Su questo terreno, tuttavia, le conclusioni del Consiglio restano silenziose. Non si tratta di una lacuna tecnica, ma del riflesso di una divisione politica emersa chiaramente nelle settimane precedenti al vertice. Da un lato, il presidente francese Emmanuel Macron e il premier spagnolo Pedro Sánchez hanno sostenuto la necessità di strumenti comuni per finanziare i beni pubblici europei. Dall’altro, il leader tedesco Friedrich Merz ha ribadito la sua contrarietà al debito comune. Per l’Italia questa omissione non è neutrale. Negli ultimi quindici anni il Paese è stato tra le economie a crescita più lenta dell’Unione. La produttività ristagna, il potenziale di espansione è modesto, il debito pubblico resta intorno al 140% del PIL. Il rimbalzo post-pandemia è stato sostenuto in larga parte dal Next Generation EU, che ha rafforzato investimenti e fiducia dei mercati. Ma il PNRR è temporaneo: con il suo esaurimento riemerge il problema strutturale di una crescita insufficiente. Il nodo è prima aritmetico che politico: senza crescita il debito non si riduce; senza investimenti la crescita non riparte. Per un Paese ad alto debito, investire anche in deficit può essere sostenibile se produce un aumento stabile del PIL. In caso contrario, la traiettoria resta fragile e vulnerabile agli shock.

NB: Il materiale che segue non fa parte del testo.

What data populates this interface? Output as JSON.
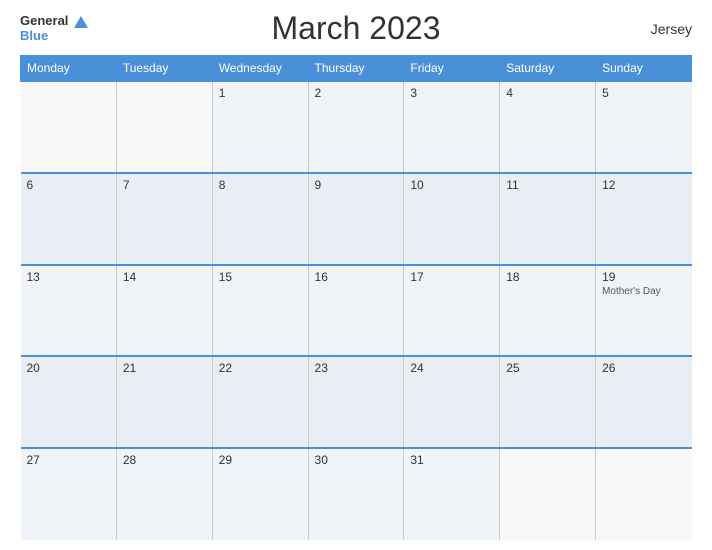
{
  "header": {
    "logo_general": "General",
    "logo_blue": "Blue",
    "title": "March 2023",
    "region": "Jersey"
  },
  "weekdays": [
    "Monday",
    "Tuesday",
    "Wednesday",
    "Thursday",
    "Friday",
    "Saturday",
    "Sunday"
  ],
  "weeks": [
    [
      {
        "day": "",
        "empty": true
      },
      {
        "day": "",
        "empty": true
      },
      {
        "day": "1",
        "empty": false
      },
      {
        "day": "2",
        "empty": false
      },
      {
        "day": "3",
        "empty": false
      },
      {
        "day": "4",
        "empty": false
      },
      {
        "day": "5",
        "empty": false
      }
    ],
    [
      {
        "day": "6",
        "empty": false
      },
      {
        "day": "7",
        "empty": false
      },
      {
        "day": "8",
        "empty": false
      },
      {
        "day": "9",
        "empty": false
      },
      {
        "day": "10",
        "empty": false
      },
      {
        "day": "11",
        "empty": false
      },
      {
        "day": "12",
        "empty": false
      }
    ],
    [
      {
        "day": "13",
        "empty": false
      },
      {
        "day": "14",
        "empty": false
      },
      {
        "day": "15",
        "empty": false
      },
      {
        "day": "16",
        "empty": false
      },
      {
        "day": "17",
        "empty": false
      },
      {
        "day": "18",
        "empty": false
      },
      {
        "day": "19",
        "empty": false,
        "event": "Mother's Day"
      }
    ],
    [
      {
        "day": "20",
        "empty": false
      },
      {
        "day": "21",
        "empty": false
      },
      {
        "day": "22",
        "empty": false
      },
      {
        "day": "23",
        "empty": false
      },
      {
        "day": "24",
        "empty": false
      },
      {
        "day": "25",
        "empty": false
      },
      {
        "day": "26",
        "empty": false
      }
    ],
    [
      {
        "day": "27",
        "empty": false
      },
      {
        "day": "28",
        "empty": false
      },
      {
        "day": "29",
        "empty": false
      },
      {
        "day": "30",
        "empty": false
      },
      {
        "day": "31",
        "empty": false
      },
      {
        "day": "",
        "empty": true
      },
      {
        "day": "",
        "empty": true
      }
    ]
  ]
}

L’Italia si trova così davanti a un bivio. La prima strada è quella della continuità prudente: controllo della spesa, riforme graduali, investimenti compatibili con i vincoli di bilancio europei. È una linea che può garantire stabilità finanziaria e credibilità, ma difficilmente genera una svolta strutturale. In un’economia già debole, il rischio è una stagnazione prolungata. La seconda punta alla crescita: investimenti in difesa, sicurezza energetica, intelligenza artificiale e tecnologie avanzate; rafforzamento delle filiere europee; “Buy European”. Una scelta di questo tipo implica però affrontare il nodo del debito comune europeo. Non è una questione di retorica europeista, ma di posizionamento strategico. Per Roma la scelta è ormai chiara: costruire alleanze per investire insieme e rafforzare la capacità industriale europea, oppure restare vincolata ai propri limiti fiscali e accettare una crescita anemica.

Ma oggi questo bivio si fa ancora più stretto. L’aggravarsi della crisi in Medio Oriente, con lo shock petrolifero si traduce rapidamente in costi più alti per imprese e famiglie, comprimendo la competitività e rallentando la crescita. Se a questa vulnerabilità si somma l’assenza di una strategia europea di investimenti comuni, il quadro diventa critico. I Paesi con maggiore spazio fiscale potranno assorbire lo shock e sostenere le proprie industrie; quelli più indebitati, come l’Italia, rischiano invece di subirlo passivamente. Il rischio, allora, non è più solo quello di una stagnazione lenta. E di un progressivo indebolimento economico in un contesto internazionale sempre più instabile, in cui energia, sicurezza e competitività sono ormai inseparabili. In questo scenario, rinviare il nodo degli investimenti comuni come il Consiglio europeo ha fatto non significa scegliere la prudenza. Significa accettare, implicitamente, una maggiore vulnerabilità, dell’Europa e tanto più dell’Italia.